Anyway, as a long-time Google user I've just been through this cycle too many times, mostly with web and phone apps, to seriously invest in them. The convenience of having everything in one place, in Google's cloud, also needs to be weighed against the annoyance of migrating things and learning new features whenever they decide to kill something off. If Obsidian dies, I'll take my .md notes to another editor. When Google Keep dies, who knows if stuff will carry forward or break like the Notes->Keep transition did for me.

Apple has a long track record of extended support for older iPhone hardware while Google has a long track record of destroying any goodwill around hardware investment by consumers. OP is right, you have to be willfully ignorant at this point to buy into any Google consumer hardware ecosystem.

Better to purchase from a company that’s business is what you’re buying, not a labs project at the mercy of whomever is floating through Google upper management at the time (imho).

https://www.macworld.com/article/675021/how-long-does-apple-...

https://killedbygoogle.com/

These products were release in 2011-2013. No iPhones from those era are currently supported by Apple. These products were in fact supported much longer than Apple.
I’m demonstrating patterns. Ecobee supported its first thermostat for 16 years [1]. They do because they have to, it’s their core business (like Apple does for hardware, again, a core business), Google doesn’t, these are not core businesses. If you want to argue “Google does care and provides reasonable periods of consumer hardware device support,” I don’t believe that’s what the evidence shows.

I’m not mad at the lawnmower [2], it just is what it is. Google doesn’t care and likely never will, because of the incentive structure and culture of the org. “Does it hyper scale? Can we ignore the customers? Ship it.”

[1] https://www.theverge.com/2024/5/2/24147154/ecobee-smart-ther...

[2] https://news.ycombinator.com/item?id=5170246

In the example I gave you above. Apple released the iPhone 5 in 2011, the same year as the Nest 2n gen. Does Apple support the iPhone 5 anymore? Using the company you provided, you are holding Google to a much higher standard than Apple.
Not sure why I'm surprised. I'm actually quite surprised Google didn't do this sooner, being Google and all. I bought my Nest before the acquisition and held out as long as I could before they forced me to migrate my Nest account to a Google account.

I understand not wanting to support old hardware forever, but is it really that hard to lock this device down enough to only accept commands from Google servers? I just want to be able to tweak the temperature at night without getting out of bed.

I certainly won't be replacing it with their new model, even if they are offering a reasonable discount. I hear good things about Ecobee...

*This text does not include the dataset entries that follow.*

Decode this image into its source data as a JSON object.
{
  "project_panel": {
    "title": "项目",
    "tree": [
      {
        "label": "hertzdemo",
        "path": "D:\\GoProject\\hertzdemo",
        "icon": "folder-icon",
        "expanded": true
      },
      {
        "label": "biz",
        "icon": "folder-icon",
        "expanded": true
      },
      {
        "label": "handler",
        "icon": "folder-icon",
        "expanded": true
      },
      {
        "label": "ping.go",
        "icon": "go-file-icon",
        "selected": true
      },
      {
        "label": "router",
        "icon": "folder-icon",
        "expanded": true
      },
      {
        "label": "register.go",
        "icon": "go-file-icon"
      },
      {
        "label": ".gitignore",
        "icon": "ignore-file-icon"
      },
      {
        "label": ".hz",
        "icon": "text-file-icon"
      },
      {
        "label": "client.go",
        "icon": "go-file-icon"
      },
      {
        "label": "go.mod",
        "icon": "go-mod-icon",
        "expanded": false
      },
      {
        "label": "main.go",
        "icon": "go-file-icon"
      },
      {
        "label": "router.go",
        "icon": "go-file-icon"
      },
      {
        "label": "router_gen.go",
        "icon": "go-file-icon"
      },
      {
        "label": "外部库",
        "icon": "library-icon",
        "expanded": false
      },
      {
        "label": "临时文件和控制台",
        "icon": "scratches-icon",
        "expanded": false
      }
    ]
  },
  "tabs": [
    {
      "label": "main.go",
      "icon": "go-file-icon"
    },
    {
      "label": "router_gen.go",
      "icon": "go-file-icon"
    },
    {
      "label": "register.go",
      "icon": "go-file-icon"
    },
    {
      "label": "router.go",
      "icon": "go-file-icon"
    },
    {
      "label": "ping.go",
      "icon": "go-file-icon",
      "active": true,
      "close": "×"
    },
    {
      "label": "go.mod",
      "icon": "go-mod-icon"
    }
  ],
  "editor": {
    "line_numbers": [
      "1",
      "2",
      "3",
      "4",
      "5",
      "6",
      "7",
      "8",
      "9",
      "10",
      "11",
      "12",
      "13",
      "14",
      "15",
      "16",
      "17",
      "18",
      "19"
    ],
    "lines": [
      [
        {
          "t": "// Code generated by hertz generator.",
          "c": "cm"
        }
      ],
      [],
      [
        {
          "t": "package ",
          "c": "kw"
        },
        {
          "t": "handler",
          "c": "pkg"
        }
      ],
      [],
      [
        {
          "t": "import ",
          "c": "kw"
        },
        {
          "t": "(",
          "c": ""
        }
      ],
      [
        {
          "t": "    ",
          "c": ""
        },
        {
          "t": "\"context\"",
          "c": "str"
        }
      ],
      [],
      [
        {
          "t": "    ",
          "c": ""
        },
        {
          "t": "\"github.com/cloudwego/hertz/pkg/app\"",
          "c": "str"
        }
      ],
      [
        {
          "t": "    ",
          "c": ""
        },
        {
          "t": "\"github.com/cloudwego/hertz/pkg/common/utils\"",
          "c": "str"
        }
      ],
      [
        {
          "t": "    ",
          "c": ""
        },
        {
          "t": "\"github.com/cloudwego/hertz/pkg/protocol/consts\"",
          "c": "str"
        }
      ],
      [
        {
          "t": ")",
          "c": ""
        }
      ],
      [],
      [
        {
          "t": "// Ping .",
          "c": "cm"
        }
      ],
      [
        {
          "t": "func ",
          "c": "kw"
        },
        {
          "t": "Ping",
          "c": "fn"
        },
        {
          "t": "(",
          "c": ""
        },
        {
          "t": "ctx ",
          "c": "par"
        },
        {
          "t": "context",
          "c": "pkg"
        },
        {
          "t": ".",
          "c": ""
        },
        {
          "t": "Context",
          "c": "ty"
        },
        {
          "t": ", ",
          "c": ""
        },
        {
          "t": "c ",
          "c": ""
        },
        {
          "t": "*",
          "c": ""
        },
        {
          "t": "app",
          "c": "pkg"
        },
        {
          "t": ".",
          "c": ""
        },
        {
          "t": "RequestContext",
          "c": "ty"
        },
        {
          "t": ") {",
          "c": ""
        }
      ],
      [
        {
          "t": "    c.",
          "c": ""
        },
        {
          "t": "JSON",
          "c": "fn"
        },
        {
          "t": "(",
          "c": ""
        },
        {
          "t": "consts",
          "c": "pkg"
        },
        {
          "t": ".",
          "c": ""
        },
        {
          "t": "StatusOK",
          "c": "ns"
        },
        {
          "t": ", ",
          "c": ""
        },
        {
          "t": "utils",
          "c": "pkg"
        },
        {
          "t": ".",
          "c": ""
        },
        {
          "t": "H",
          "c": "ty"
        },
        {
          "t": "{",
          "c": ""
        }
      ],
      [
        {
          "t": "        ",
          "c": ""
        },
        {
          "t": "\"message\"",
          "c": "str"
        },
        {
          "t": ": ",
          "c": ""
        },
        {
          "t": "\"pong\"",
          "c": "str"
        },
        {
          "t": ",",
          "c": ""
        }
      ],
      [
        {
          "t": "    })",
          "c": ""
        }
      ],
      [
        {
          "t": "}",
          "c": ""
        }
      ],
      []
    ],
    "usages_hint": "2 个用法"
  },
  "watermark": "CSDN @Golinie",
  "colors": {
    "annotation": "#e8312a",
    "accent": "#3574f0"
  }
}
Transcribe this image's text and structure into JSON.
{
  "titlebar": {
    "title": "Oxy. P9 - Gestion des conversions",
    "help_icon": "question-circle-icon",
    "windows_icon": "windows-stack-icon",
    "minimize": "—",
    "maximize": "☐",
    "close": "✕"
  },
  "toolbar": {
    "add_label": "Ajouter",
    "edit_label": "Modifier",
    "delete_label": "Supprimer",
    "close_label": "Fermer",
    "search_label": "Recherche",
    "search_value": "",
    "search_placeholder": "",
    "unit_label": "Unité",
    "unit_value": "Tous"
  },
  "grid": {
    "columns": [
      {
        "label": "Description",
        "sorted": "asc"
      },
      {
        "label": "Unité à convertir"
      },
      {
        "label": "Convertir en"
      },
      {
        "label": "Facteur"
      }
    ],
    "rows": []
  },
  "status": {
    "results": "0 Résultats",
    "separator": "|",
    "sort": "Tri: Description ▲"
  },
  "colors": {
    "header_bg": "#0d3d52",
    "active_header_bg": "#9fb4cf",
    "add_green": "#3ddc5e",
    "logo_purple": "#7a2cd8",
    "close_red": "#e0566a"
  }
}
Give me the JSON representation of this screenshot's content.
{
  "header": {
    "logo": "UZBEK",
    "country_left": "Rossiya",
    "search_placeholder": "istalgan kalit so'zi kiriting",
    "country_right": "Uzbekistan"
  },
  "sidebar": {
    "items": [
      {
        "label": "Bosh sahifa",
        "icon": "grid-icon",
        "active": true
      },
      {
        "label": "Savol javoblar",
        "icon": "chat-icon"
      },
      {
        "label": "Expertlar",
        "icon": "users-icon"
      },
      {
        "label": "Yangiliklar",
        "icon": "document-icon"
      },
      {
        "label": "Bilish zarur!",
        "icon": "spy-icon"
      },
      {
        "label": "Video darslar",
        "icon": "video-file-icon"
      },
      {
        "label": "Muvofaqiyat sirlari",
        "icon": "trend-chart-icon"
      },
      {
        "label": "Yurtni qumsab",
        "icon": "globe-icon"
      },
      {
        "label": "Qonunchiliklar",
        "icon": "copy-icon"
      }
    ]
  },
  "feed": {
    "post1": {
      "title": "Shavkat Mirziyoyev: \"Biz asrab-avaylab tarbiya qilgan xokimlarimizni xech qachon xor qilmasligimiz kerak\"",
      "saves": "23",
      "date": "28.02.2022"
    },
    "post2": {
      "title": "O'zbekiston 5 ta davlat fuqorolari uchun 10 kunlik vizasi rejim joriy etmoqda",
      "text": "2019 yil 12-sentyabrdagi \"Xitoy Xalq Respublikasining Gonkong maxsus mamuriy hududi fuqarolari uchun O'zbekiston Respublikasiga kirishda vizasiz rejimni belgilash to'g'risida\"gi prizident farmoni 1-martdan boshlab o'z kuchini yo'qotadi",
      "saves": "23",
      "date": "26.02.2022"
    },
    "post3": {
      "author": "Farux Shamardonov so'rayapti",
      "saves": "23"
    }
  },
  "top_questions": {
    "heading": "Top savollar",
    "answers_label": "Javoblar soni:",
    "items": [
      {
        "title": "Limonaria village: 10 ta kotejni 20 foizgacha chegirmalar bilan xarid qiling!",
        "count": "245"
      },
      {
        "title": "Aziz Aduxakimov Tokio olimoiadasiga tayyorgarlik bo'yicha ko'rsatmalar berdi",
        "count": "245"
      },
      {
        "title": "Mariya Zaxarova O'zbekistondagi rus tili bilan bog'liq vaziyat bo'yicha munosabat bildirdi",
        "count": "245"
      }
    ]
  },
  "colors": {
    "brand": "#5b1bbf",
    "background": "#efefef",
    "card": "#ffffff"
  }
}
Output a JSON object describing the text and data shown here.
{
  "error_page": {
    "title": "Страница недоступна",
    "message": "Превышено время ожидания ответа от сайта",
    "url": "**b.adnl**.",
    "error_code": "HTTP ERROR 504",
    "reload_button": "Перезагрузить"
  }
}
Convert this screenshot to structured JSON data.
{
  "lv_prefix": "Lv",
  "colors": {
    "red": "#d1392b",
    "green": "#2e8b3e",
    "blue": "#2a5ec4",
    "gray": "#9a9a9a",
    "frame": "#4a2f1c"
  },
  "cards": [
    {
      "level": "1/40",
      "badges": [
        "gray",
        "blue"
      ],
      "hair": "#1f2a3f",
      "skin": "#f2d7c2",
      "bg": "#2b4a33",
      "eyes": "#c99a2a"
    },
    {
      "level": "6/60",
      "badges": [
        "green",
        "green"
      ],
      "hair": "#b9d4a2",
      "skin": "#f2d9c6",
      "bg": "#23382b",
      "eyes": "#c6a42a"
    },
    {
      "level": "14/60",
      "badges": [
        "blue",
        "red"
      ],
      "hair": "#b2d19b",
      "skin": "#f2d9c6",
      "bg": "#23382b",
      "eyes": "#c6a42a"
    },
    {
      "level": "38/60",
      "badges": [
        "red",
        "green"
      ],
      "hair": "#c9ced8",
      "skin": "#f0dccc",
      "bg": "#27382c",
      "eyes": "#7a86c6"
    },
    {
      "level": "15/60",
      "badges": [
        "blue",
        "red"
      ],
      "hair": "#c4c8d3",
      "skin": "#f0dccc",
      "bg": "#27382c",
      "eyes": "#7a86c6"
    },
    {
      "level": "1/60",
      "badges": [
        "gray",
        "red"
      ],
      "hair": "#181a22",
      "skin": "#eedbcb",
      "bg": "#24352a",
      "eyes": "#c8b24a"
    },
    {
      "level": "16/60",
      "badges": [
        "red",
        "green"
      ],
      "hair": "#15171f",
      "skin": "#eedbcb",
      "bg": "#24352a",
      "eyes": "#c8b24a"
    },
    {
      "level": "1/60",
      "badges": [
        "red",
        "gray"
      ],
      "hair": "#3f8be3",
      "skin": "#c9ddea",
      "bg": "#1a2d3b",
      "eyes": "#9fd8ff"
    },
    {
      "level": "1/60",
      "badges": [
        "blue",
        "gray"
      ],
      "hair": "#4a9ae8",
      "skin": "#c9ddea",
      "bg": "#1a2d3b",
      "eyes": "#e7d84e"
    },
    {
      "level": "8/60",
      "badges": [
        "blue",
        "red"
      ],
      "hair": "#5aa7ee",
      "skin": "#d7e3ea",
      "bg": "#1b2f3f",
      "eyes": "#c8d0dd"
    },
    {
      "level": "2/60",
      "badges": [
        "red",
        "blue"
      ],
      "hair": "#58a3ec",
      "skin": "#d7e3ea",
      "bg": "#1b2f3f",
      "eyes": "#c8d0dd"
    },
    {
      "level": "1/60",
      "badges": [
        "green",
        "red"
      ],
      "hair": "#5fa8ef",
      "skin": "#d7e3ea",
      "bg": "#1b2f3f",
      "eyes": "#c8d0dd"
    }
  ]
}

My Nest (2014) is working perfectly fine but I'm required to pay for a new model. Apparently, heating and cooling a three-bedroom home requires more advanced technology...
Wait, isn't AI supposed to make something like providing software support easy and inexpensive? Does Google not fancy itself an AI company? So what possibly can be the excuse for this anti-social behaviour?

The backlash will come.

I threw my first-gen Nest thermostat in the trash about 5 years ago after one too many UI changes and at least one bricking incident (later fixed) after an unwanted update.

I replaced it with a super basic Honeywell mercury thermometer, which will almost certainly still be working 100 years from now.